I love the crisp white and how it really shows off the character of the dresser. Once we bring in the white crib I think the room will really start to look a bit more cohesive. And of course once I start adding more pops of that yellow (er, saffron) color around it will make those knobs seem a little more intentional.
I’m sure some of you are wondering about cost. I mean, the goal of DIY-ing something on your own is typically to save some mula, right? Well, to be honest, I’ve been a little scared to add it all up. Since I didn’t have any of the supplies onhand I had to buy everything (like paint, primer, floetrol, etc.). And then there’s the hardware, etc.
My best guess is that I came in right under $200. Which I suppose isn’t bad considering that (1) that’s still cheaper than some of the already-finished dressers I was originally looking at, (2) it’s a one of a kind piece, (3) it’s solid wood unlike most of the veneer-finished dressers today and (4) it was made with love. Can you really go wrong there?
I didn’t think so.
I’m just thankful I did all of this work before showing too much because I’m not sure I could maneuver around as well these days! Oh, and don’t worry pops – I was wearing a mask the whole time and bought the no-VOC paint. Safety first.

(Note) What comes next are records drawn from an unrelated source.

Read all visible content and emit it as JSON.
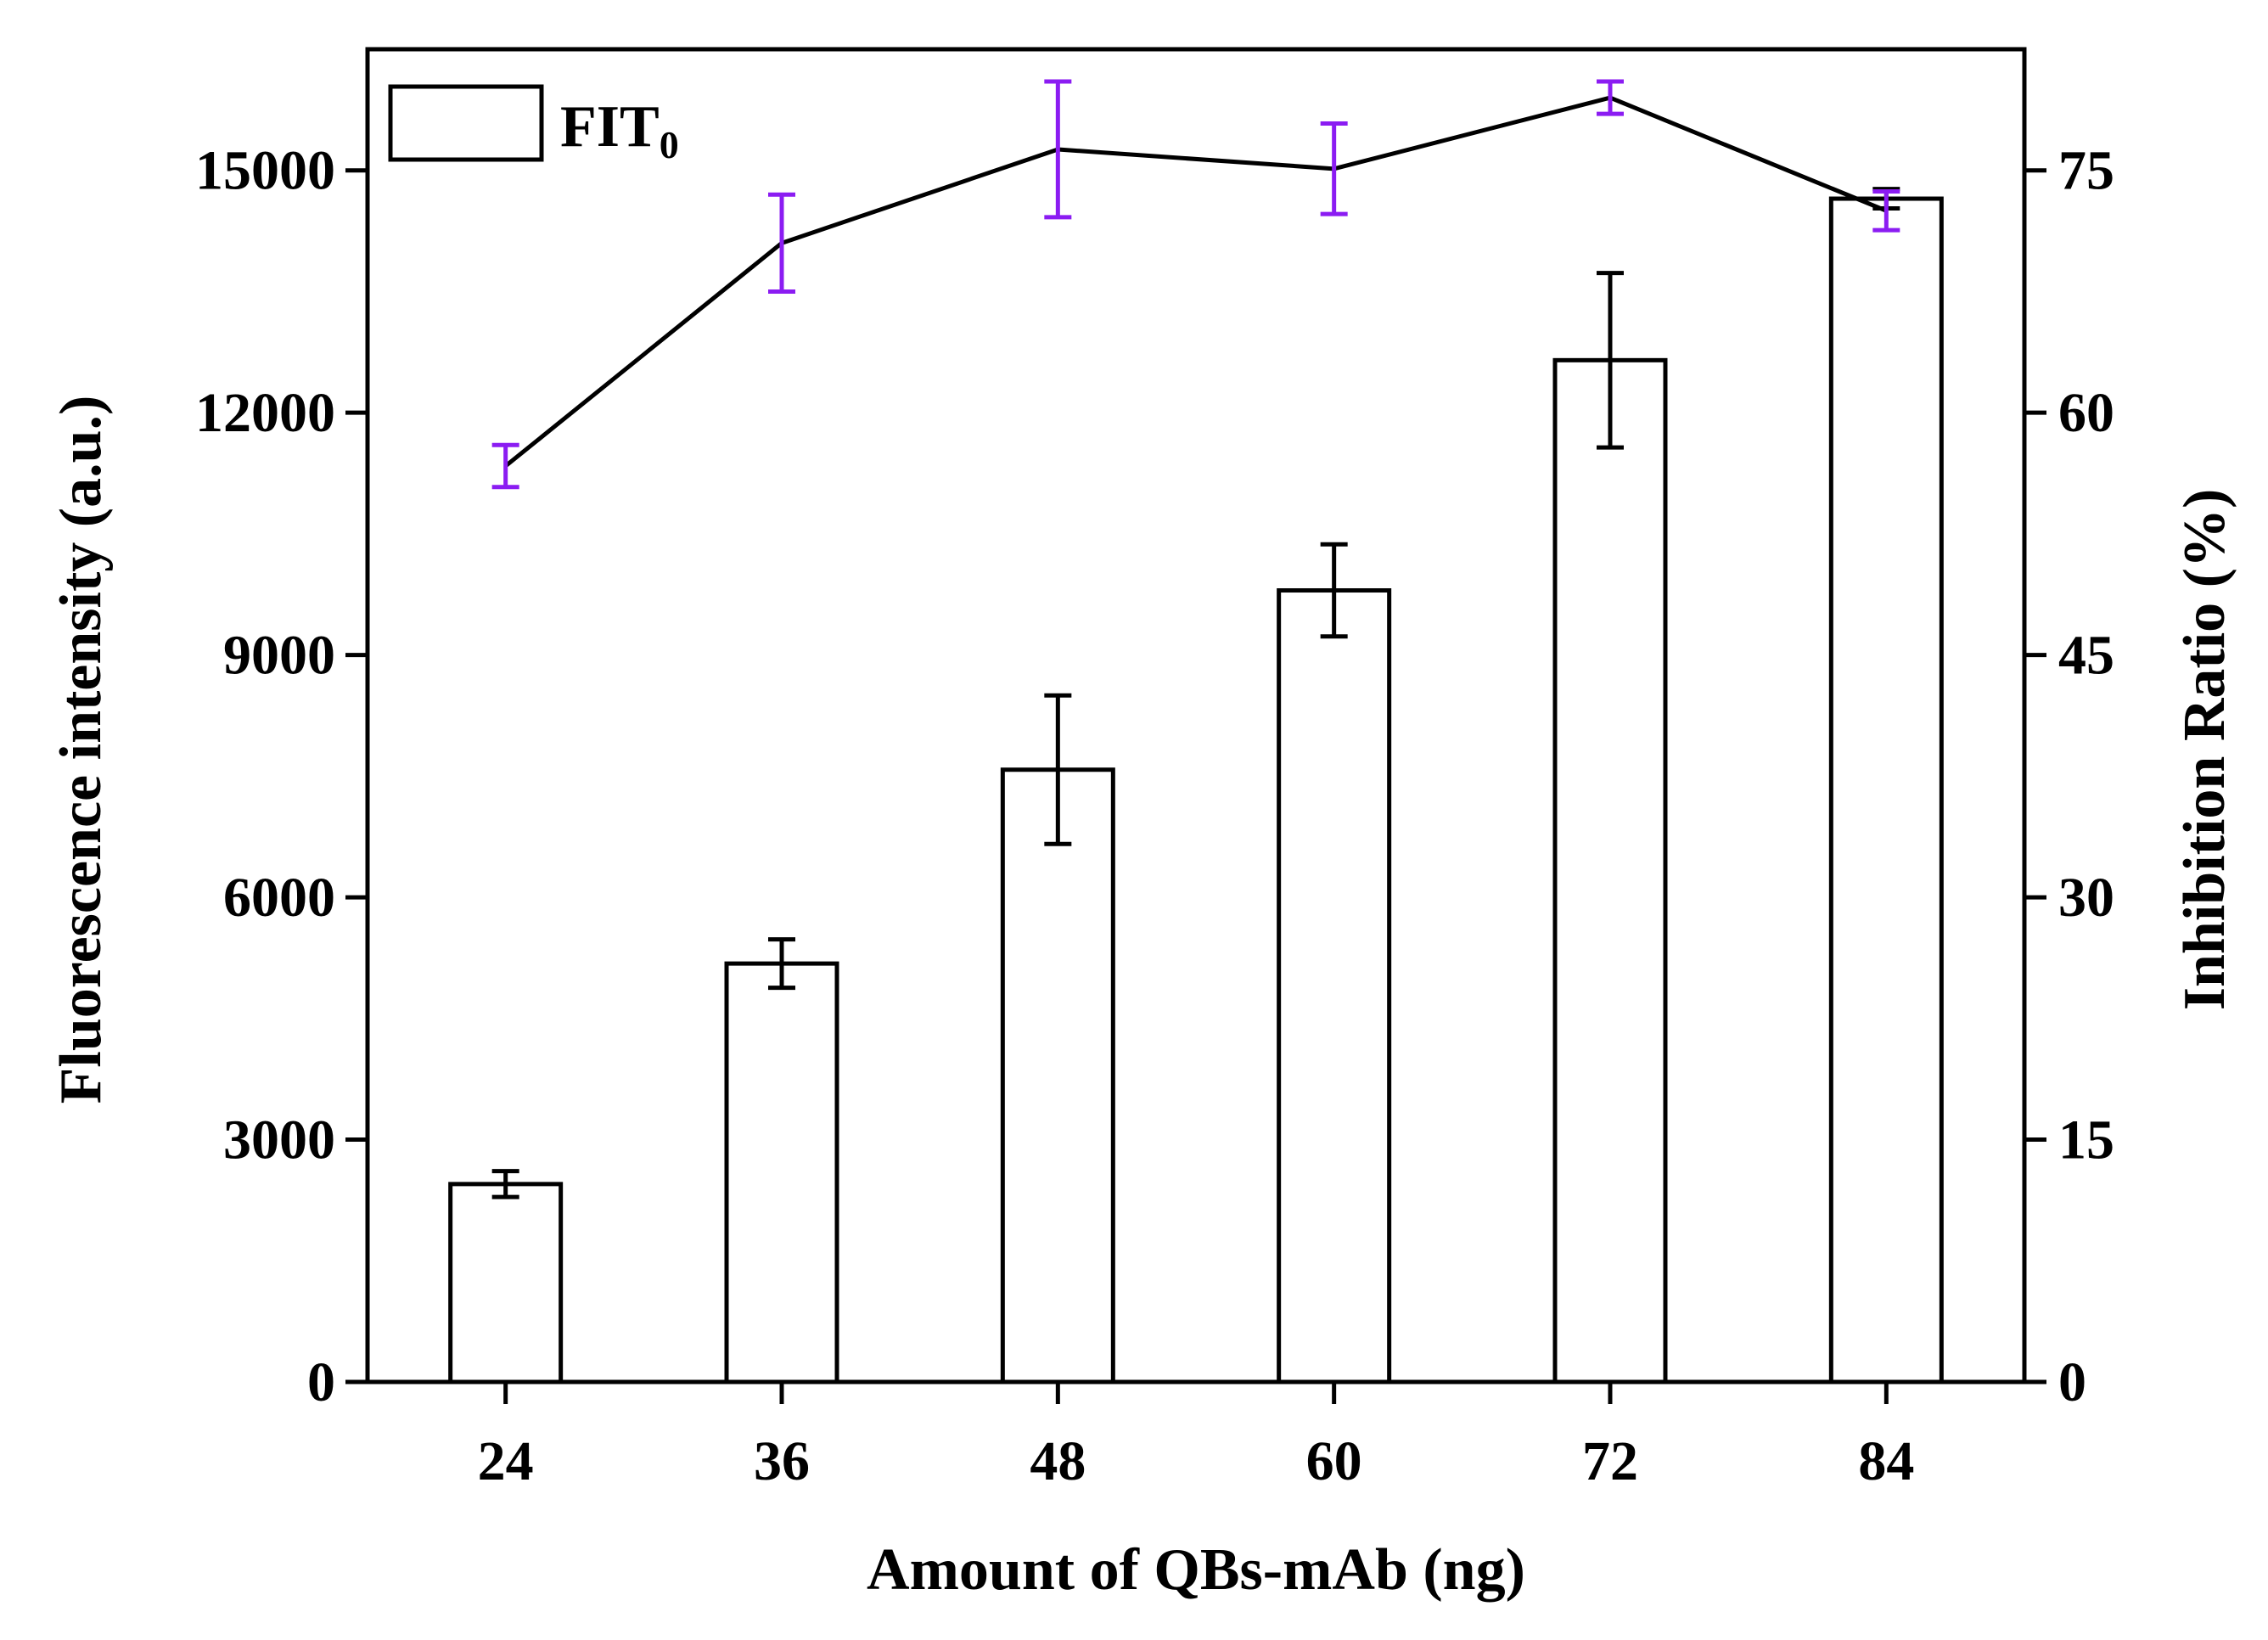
{
  "chart_data": {
    "type": "bar+line",
    "categories": [
      "24",
      "36",
      "48",
      "60",
      "72",
      "84"
    ],
    "xlabel": "Amount of QBs-mAb (ng)",
    "ylabel_left": "Fluorescence intensity (a.u.)",
    "ylabel_right": "Inhibition Ratio (%)",
    "ylim_left": [
      0,
      16500
    ],
    "yticks_left": [
      0,
      3000,
      6000,
      9000,
      12000,
      15000
    ],
    "ylim_right": [
      0,
      82.5
    ],
    "yticks_right": [
      0,
      15,
      30,
      45,
      60,
      75
    ],
    "bar_series": {
      "name": "FIT",
      "name_subscript": "0",
      "values": [
        2450,
        5180,
        7580,
        9800,
        12650,
        14650
      ],
      "errors": [
        160,
        300,
        920,
        570,
        1080,
        120
      ],
      "fill": "#ffffff",
      "stroke": "#000000"
    },
    "line_series": {
      "name": "Inhibition Ratio",
      "values": [
        56.7,
        70.5,
        76.3,
        75.1,
        79.5,
        72.5
      ],
      "errors": [
        1.3,
        3.0,
        4.2,
        2.8,
        1.0,
        1.2
      ],
      "line_color": "#000000",
      "error_color": "#8B1CF2"
    },
    "legend": {
      "placement": "top-left"
    },
    "grid": false
  }
}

So there you have it. Again, I apologize for the lack of photos during painting….but that’s pretty self-explanatory anyways.
There’s still lots to accomplish on the nursery to-do list but it’s nice to see progress being made. I actually took on the Pinterest Challenge this weekend and made a mobile…so stay tuned for that reveal on Wednesday!
Oh, and aren’t ya’ll proud of me for not painting it black?!